Chinese leaders removed the Chinese Communist Party (CCP) chief of the restive western city of Urumqi yesterday, trying to appease public anger following sometimes violent protests this week that the government worries could re-ignite deadly ethnic rioting.
Xinhua news agency, in announcing the decision, did not give a reason for the firing of Li Zhi (栗智), but protesters who marched in their thousands on Thursday and Friday have demanded Li and his boss be dismissed for failing to provide adequate public safety in the city.
A series of stabbings with hypodermic needles that the government blames on Muslim separatists touched off the protests, which left five dead, and further unnerved the city, which is still uneasy following rioting in July that the government says killed 197, mostly members of China’s Han majority attacked by Muslim Uighurs.
Trying to get control of the situation, leaders replaced Li with Zhu Hailun (朱海倫), who has been the party’s top official in charge of law enforcement in Urumqi. Also sacked, Xinhua said, was an official in the police department for Xinjiang, China’s western-most region that abuts Central Asia and whose capital is Urumqi. The official’s name was not released.
Besides assuaging public anger, the Chinese leadership hopes that sacking Li will alleviate calls to remove Xinjiang party secretary Wang Lequan (王樂泉), a member of the ruling Politburo and an ally of President Hu Jintao (胡錦濤).
Both Li and Wang took visible roles in trying to defuse the protests, separately wading into crowds to meet with protesters on Thursday, only to be greeted with shouts of “step down.”

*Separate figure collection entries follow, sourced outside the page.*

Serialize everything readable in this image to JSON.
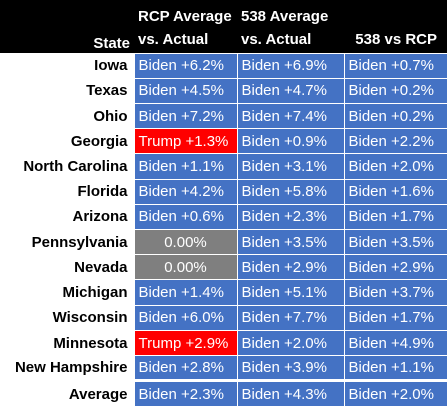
{
  "chart_data": {
    "type": "table",
    "headers": {
      "state": "State",
      "col1_line1": "RCP Average",
      "col1_line2": "vs. Actual",
      "col2_line1": "538 Average",
      "col2_line2": "vs. Actual",
      "col3": "538 vs RCP"
    },
    "rows": [
      {
        "state": "Iowa",
        "rcp": {
          "text": "Biden +6.2%",
          "party": "biden",
          "value": 6.2
        },
        "fte": {
          "text": "Biden +6.9%",
          "party": "biden",
          "value": 6.9
        },
        "diff": {
          "text": "Biden +0.7%",
          "party": "biden",
          "value": 0.7
        }
      },
      {
        "state": "Texas",
        "rcp": {
          "text": "Biden +4.5%",
          "party": "biden",
          "value": 4.5
        },
        "fte": {
          "text": "Biden +4.7%",
          "party": "biden",
          "value": 4.7
        },
        "diff": {
          "text": "Biden +0.2%",
          "party": "biden",
          "value": 0.2
        }
      },
      {
        "state": "Ohio",
        "rcp": {
          "text": "Biden +7.2%",
          "party": "biden",
          "value": 7.2
        },
        "fte": {
          "text": "Biden +7.4%",
          "party": "biden",
          "value": 7.4
        },
        "diff": {
          "text": "Biden +0.2%",
          "party": "biden",
          "value": 0.2
        }
      },
      {
        "state": "Georgia",
        "rcp": {
          "text": "Trump +1.3%",
          "party": "trump",
          "value": 1.3
        },
        "fte": {
          "text": "Biden +0.9%",
          "party": "biden",
          "value": 0.9
        },
        "diff": {
          "text": "Biden +2.2%",
          "party": "biden",
          "value": 2.2
        }
      },
      {
        "state": "North Carolina",
        "rcp": {
          "text": "Biden +1.1%",
          "party": "biden",
          "value": 1.1
        },
        "fte": {
          "text": "Biden +3.1%",
          "party": "biden",
          "value": 3.1
        },
        "diff": {
          "text": "Biden +2.0%",
          "party": "biden",
          "value": 2.0
        }
      },
      {
        "state": "Florida",
        "rcp": {
          "text": "Biden +4.2%",
          "party": "biden",
          "value": 4.2
        },
        "fte": {
          "text": "Biden +5.8%",
          "party": "biden",
          "value": 5.8
        },
        "diff": {
          "text": "Biden +1.6%",
          "party": "biden",
          "value": 1.6
        }
      },
      {
        "state": "Arizona",
        "rcp": {
          "text": "Biden +0.6%",
          "party": "biden",
          "value": 0.6
        },
        "fte": {
          "text": "Biden +2.3%",
          "party": "biden",
          "value": 2.3
        },
        "diff": {
          "text": "Biden +1.7%",
          "party": "biden",
          "value": 1.7
        }
      },
      {
        "state": "Pennsylvania",
        "rcp": {
          "text": "0.00%",
          "party": "neutral",
          "value": 0.0
        },
        "fte": {
          "text": "Biden +3.5%",
          "party": "biden",
          "value": 3.5
        },
        "diff": {
          "text": "Biden +3.5%",
          "party": "biden",
          "value": 3.5
        }
      },
      {
        "state": "Nevada",
        "rcp": {
          "text": "0.00%",
          "party": "neutral",
          "value": 0.0
        },
        "fte": {
          "text": "Biden +2.9%",
          "party": "biden",
          "value": 2.9
        },
        "diff": {
          "text": "Biden +2.9%",
          "party": "biden",
          "value": 2.9
        }
      },
      {
        "state": "Michigan",
        "rcp": {
          "text": "Biden +1.4%",
          "party": "biden",
          "value": 1.4
        },
        "fte": {
          "text": "Biden +5.1%",
          "party": "biden",
          "value": 5.1
        },
        "diff": {
          "text": "Biden +3.7%",
          "party": "biden",
          "value": 3.7
        }
      },
      {
        "state": "Wisconsin",
        "rcp": {
          "text": "Biden +6.0%",
          "party": "biden",
          "value": 6.0
        },
        "fte": {
          "text": "Biden +7.7%",
          "party": "biden",
          "value": 7.7
        },
        "diff": {
          "text": "Biden +1.7%",
          "party": "biden",
          "value": 1.7
        }
      },
      {
        "state": "Minnesota",
        "rcp": {
          "text": "Trump +2.9%",
          "party": "trump",
          "value": 2.9
        },
        "fte": {
          "text": "Biden +2.0%",
          "party": "biden",
          "value": 2.0
        },
        "diff": {
          "text": "Biden +4.9%",
          "party": "biden",
          "value": 4.9
        }
      },
      {
        "state": "New Hampshire",
        "rcp": {
          "text": "Biden +2.8%",
          "party": "biden",
          "value": 2.8
        },
        "fte": {
          "text": "Biden +3.9%",
          "party": "biden",
          "value": 3.9
        },
        "diff": {
          "text": "Biden +1.1%",
          "party": "biden",
          "value": 1.1
        }
      }
    ],
    "average": {
      "state": "Average",
      "rcp": {
        "text": "Biden +2.3%",
        "party": "biden",
        "value": 2.3
      },
      "fte": {
        "text": "Biden +4.3%",
        "party": "biden",
        "value": 4.3
      },
      "diff": {
        "text": "Biden +2.0%",
        "party": "biden",
        "value": 2.0
      }
    },
    "colors": {
      "header_bg": "#000000",
      "biden": "#4472c4",
      "trump": "#ff0000",
      "neutral": "#7f7f7f"
    }
  }
}
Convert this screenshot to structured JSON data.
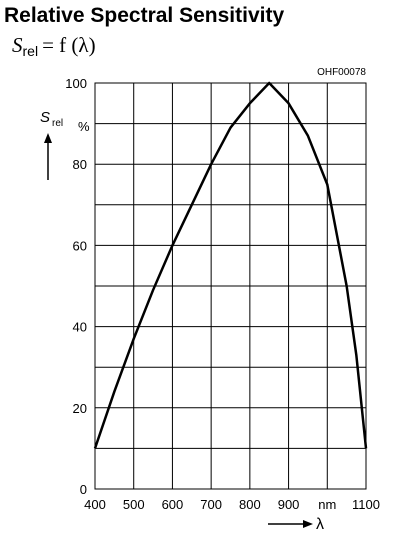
{
  "chart_data": {
    "type": "line",
    "title": "Relative Spectral Sensitivity",
    "subtitle": {
      "symbol": "S",
      "subscript": "rel",
      "rest": "= f (λ)"
    },
    "code": "OHF00078",
    "y_label": {
      "symbol": "S",
      "subscript": "rel",
      "unit": "%"
    },
    "x_label": "λ",
    "x": [
      400,
      450,
      500,
      550,
      600,
      650,
      700,
      750,
      800,
      850,
      900,
      950,
      1000,
      1050,
      1075,
      1100
    ],
    "series": [
      {
        "color": "#000000",
        "values": [
          10,
          24,
          37,
          49,
          60,
          70,
          80,
          89,
          95,
          100,
          95,
          87,
          75,
          50,
          33,
          10
        ]
      }
    ],
    "xlim": [
      400,
      1100
    ],
    "ylim": [
      0,
      100
    ],
    "xticks": [
      400,
      500,
      600,
      700,
      800,
      900,
      {
        "value": 1000,
        "label": "nm"
      },
      1100
    ],
    "yticks": [
      0,
      20,
      40,
      60,
      80,
      100
    ],
    "ygrid": [
      0,
      10,
      20,
      30,
      40,
      50,
      60,
      70,
      80,
      90,
      100
    ],
    "grid": true
  }
}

By yesterday, thousands of troops, backed by tanks and metal barricades, patrolled Xinjiang’s regional capital. Paramilitary police manned checkpoints on streets around government and Communist Party headquarters, where security forces fired tear gas on Friday to disperse angry crowds of Han Chinese who say the government isn’t doing enough to protect them from extremists among the native Uighur population.
Entrances to the city’s Muslim quarter remained blocked by thousands of troops backed by heavy metal barricades and tanks.
Traffic was barred from much of the downtown area in the city of 2.5 million and many shops were closed.
There were no updated figures for the number of needle attacks, but unconfirmed reports of new incidents continued to spread through agitated crowds. Angry Han rushed to the southern edge of the city’s central square after people said two Uighur men had attacked an 11-year-old boy. Riot police quickly cleared the area.
The needle attacks began on Aug. 20, though were not publicly reported until Wednesday following days of rumors. Urumqi Deputy Mayor Zhang Hong (張鴻) said on Friday that 21 suspects had been detained, with four people indicted. He said all were Uighurs, while most victims were Han.
Local police said hospitals in Urumqi were treating 531 people who believed they were attacked, Xinhua said. Of those, 106 showed obvious signs of needle attacks, it said.
Details of the protest deaths were few, although Zhang said on Friday that they all occurred on Thursday, the first day of the street protests, and resulted from “small-scale clashes.” He said two of those killed were “innocent,” while investigations into the other three deaths were continuing.
A report in Urumqi’s Morning Post yesterday said a “small number of people became overexcited and lost control of themselves” during Thursday’s demonstrations. It said casualties included police, paramilitary troops and innocent civilians, but gave no breakdown.
The World Uyghur Congress, a German-based exile group, said Han Chinese attacked more than 10 Uighurs during the protests and tried to storm the Nanmen mosque, but were stopped by authorities.